On February 20, 2013, the President released his Plan to Make America a Magnet for Jobs by Investing in Infrastructure, which calls for adopting a “fix-it-first” approach to infrastructure expenditure. The Plan recycles the President’s proposal from the American Jobs Act (first rolled out in September 2011, and again in December 2012 as part of the fiscal cliff negotiations) for a $50 billion investment in transportation infrastructure. The Plan proposes that $40 billion of that amount be devoted to “the most urgent upgrades” and repairs. In addition, the Plan calls for establishing a “Rebuild America Partnership” that would include new bonding authority and a National Infrastructure Bank, and for cutting “timelines in half for infrastructure projects” through the modernization of permitting procedures.
The Plan also seeks to mollify skeptics of increased federal spending by arguing that not only are these investments necessary and overdue, but that the construction jobs these projects would create “cannot be outsourced”. Indeed, transportation and infrastructure investment was a central component of the American Recovery and Reinvestment Act of 2009 — ultimately comprising $68.4 billion — precisely for this reason.

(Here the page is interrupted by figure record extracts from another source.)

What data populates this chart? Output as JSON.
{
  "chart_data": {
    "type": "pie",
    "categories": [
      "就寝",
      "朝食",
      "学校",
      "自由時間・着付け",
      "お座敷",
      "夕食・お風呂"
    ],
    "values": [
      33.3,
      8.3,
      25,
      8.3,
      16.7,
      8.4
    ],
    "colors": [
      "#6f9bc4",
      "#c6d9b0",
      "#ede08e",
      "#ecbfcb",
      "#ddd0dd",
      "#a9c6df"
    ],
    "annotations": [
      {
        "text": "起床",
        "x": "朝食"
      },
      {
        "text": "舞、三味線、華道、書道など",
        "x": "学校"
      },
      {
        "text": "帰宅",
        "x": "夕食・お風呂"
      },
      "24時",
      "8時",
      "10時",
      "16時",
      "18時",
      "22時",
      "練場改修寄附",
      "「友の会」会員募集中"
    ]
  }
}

The third time may yet be the charm for the President’s infrastructure proposal. However, if the White House is looking to boost short-term construction jobs, a $50 billion proposal is large enough to attract significant adverse scrutiny from dedicated budget hawks in Congress — yet may not be large enough to convince enough legislators that the proposal’s impact on unemployment is worth their expending the necessary political capital to back it. And if the White House is looking to address seriously the growing infrastructure repair backlog, a $50 billion proposal is far below the acknowledged need. Indeed, the Plan itself concedes that $50 billion would only repair “almost 80 percent of structurally deficient bridges” – leaving not only 20 percent of such bridges unrepaired, but also leaving nothing for fixing highways, ports, subways, or airports.
In short, it may turn out that in the current political environment, a $50 billion proposal is paradoxically both too ambitious — and not ambitious enough.